Shot on a Mamiya 645 in 2012, Spaces is a series of 5 images that explores my relationship to Punggol park and the emotions it triggers in me.

Loneliness, emptiness, nostalgia and how time seems to pass in an instant; the work also explores my various viewpoints of the park with time and space and the interconnecting relationship between the elements. Images captures the stillness of time yet there seem to be a pull in the images that something in the space is missing; the identity and non-conformity of the faceless being?

Or perhaps even the lack of beings itself.

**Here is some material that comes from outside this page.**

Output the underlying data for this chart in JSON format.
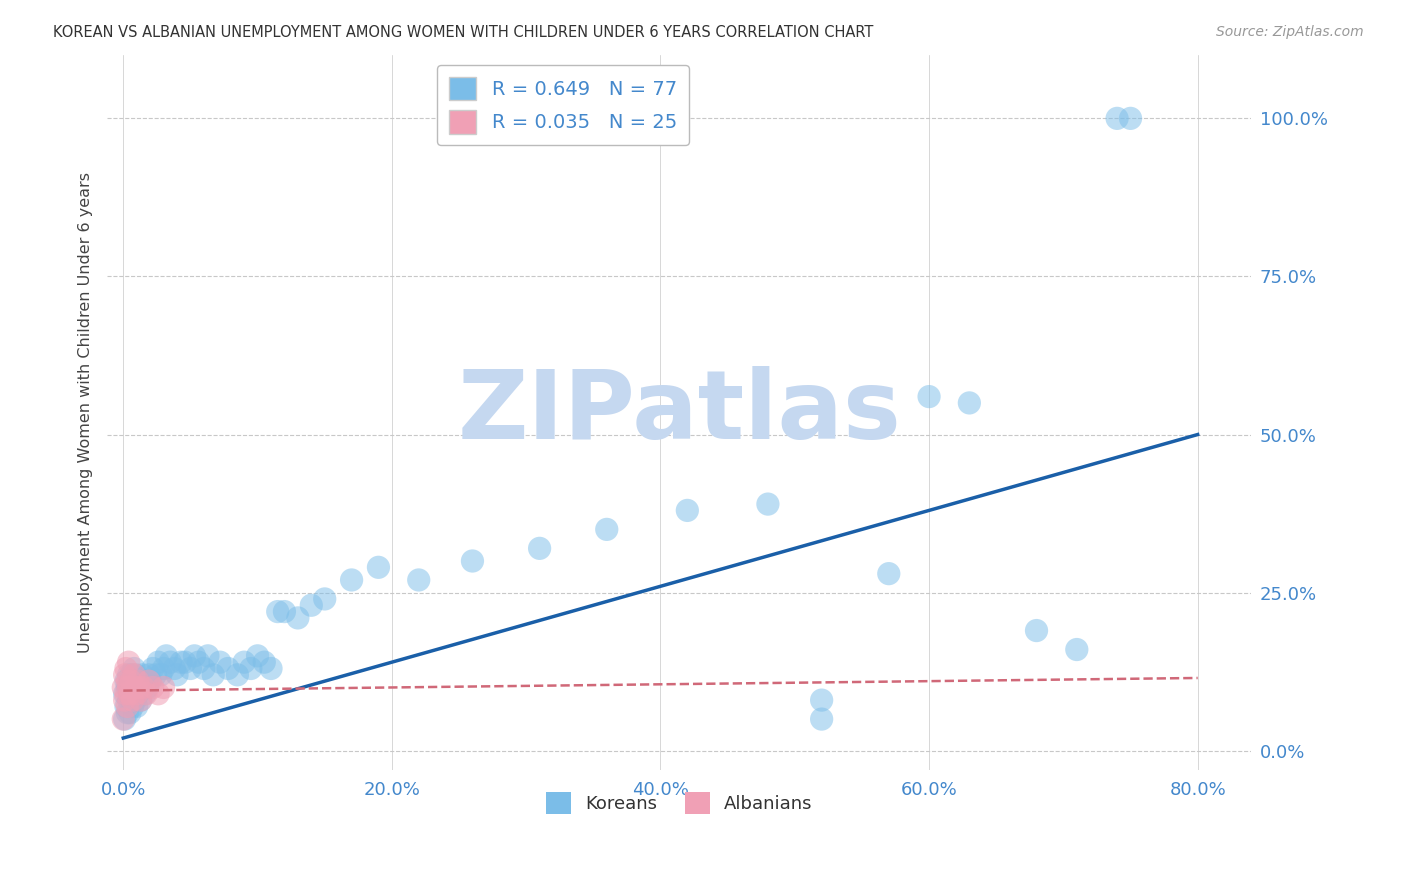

No Foreign Lands, Spaces, Jamie Chan, Photography

Silence in stillness

No Foreign Lands, Spaces, Jamie Chan, Photography, punggol Park

Sleeping beauty

No Foreign Lands, Spaces, Jamie Chan, Photography, punggol Park

Missing soul

No Foreign Lands by Jamie Chan, punggol Park

The Exit


PS: If the above confuses you, don’t worry. It confuses the shit out of me too.

I’m not the biggest fan of contemporary visual arts; sometimes I feel like they are put on this Earth to make me feel stupid.

I was given a tour today on a group exhibition with a theme on spaces/ locations you return to time after time. Let’s just say I did my best to stay awake.

Sometimes I feel like it is very easy to lose sight of what you are doing and I guess it all goes full circle to the big question of ‘what is art.’
To get so focused on the techniques and your own feelings and emotions that you lose your story; in turn, perhaps you’ll lose your audience too. If that is that case, wouldn’t it be less misleading to call it a technical exhibition where people could come to admire every printed grain instead? There’s an idea for an exhibition!

Maybe it is the documentary training I had preaching that images should speak for themselves without a wall of text or perhaps this is ‘art’ and I’m merely glazing over the surface of what I saw. Would a simple in-depth conversation with the artist or curator change my mind?

The irony is that the exhibition managed to provoke me into curating these images as a satirical response.
Perhaps if I put my ego flower aside to come up with more of these, I might get rich in the process!

If anyone needs me, I’m busy printing prepping the images for a 1-meter Hahnemühle fine art print; prices start at $50,000.